Court while concluding the judgment on the grounds of “sufficient cause”, referred to the case of Parimal v. Veena (2011) 3 SCC 545, which is reproduced as under;

‘’sufficient cause’’ is an expression which has been used in a large number of statutes. The meaning of the word ‘sufficient’ is ‘adequate’ or ‘enough’, in as much as may be necessary to answer the purpose intended. Therefore, Word ‘sufficient’ embraces no more than that which provides a platitude which when the act done suffices do it completes the purpose intended in the facts and circumstances existing in a case and duly come in from the viewpoint of reasonable Standard of a cautious man. In this context, ‘sufficient cause’ means that the party had not acted in a negligent manner or there was a want of Bona fide on its part in view of the facts and circumstances of the case or the party cannot be alleged to have been ‘not acting diligently’ or’ remaining in active’.

 However, the facts and circumstances of each case must other sufficient ground to enable the court concerned to exercise discretion for the reason that whenever the court exercises discretion, it has to be exercised judiciously.

The court also made reference to G.P. Srivastava v. R.K. Raizada and Others wherein the Supreme Court had held that, “Under Order 9 Rule 13 CPC an ex parte decree passed against a defendant can be set aside upon satisfaction of the Court that either the summons were not duly served upon the defendant or he was prevented by any “sufficient cause” from appearing when the suit was called on for hearing. Unless “sufficient cause” is shown for non-appearance of the defendant in the case on the date of hearing, the court has no power to set aside an ex parte decree.

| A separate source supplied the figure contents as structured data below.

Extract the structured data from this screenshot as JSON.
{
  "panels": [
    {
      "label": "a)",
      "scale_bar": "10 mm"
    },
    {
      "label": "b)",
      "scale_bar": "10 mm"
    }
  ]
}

The words “was prevented by any sufficient cause from appearing” must be liberally construed to enable the court to do complete justice between the parties particularly when no negligence or inaction is imputable to the erring party. Sufficient cause for the purpose of Order 9 Rule 13 has to be construed as an elastic expression for which no hard-and-fast guidelines can be prescribed”.

The bench also referred to the case of state of Bihar v. Kameshwar Prasad Singh [(2000) 9 SCC 94] Wherein it was observed that, “Also while deciding whether there is sufficient cause or not, the court must bear in mind the object of doing substantial justice to all the parties concerned and that the technicalities of the law should not prevent the court from doing substantial justice and doing away with the illegality perpetuated on the basis of judgement impugned before it.”


Considering the facts of the case and the legal precedents on the matter observed that the summons had been returned with the remark that the ‘door was locked’ and thus the defendants would lose a valuable right to defend the suit if they are deemed to be served in the facts narrated above. Thus the court directed that the application be allowed and the order whereby the defendants were presumed to be served by dasti service, be recalled.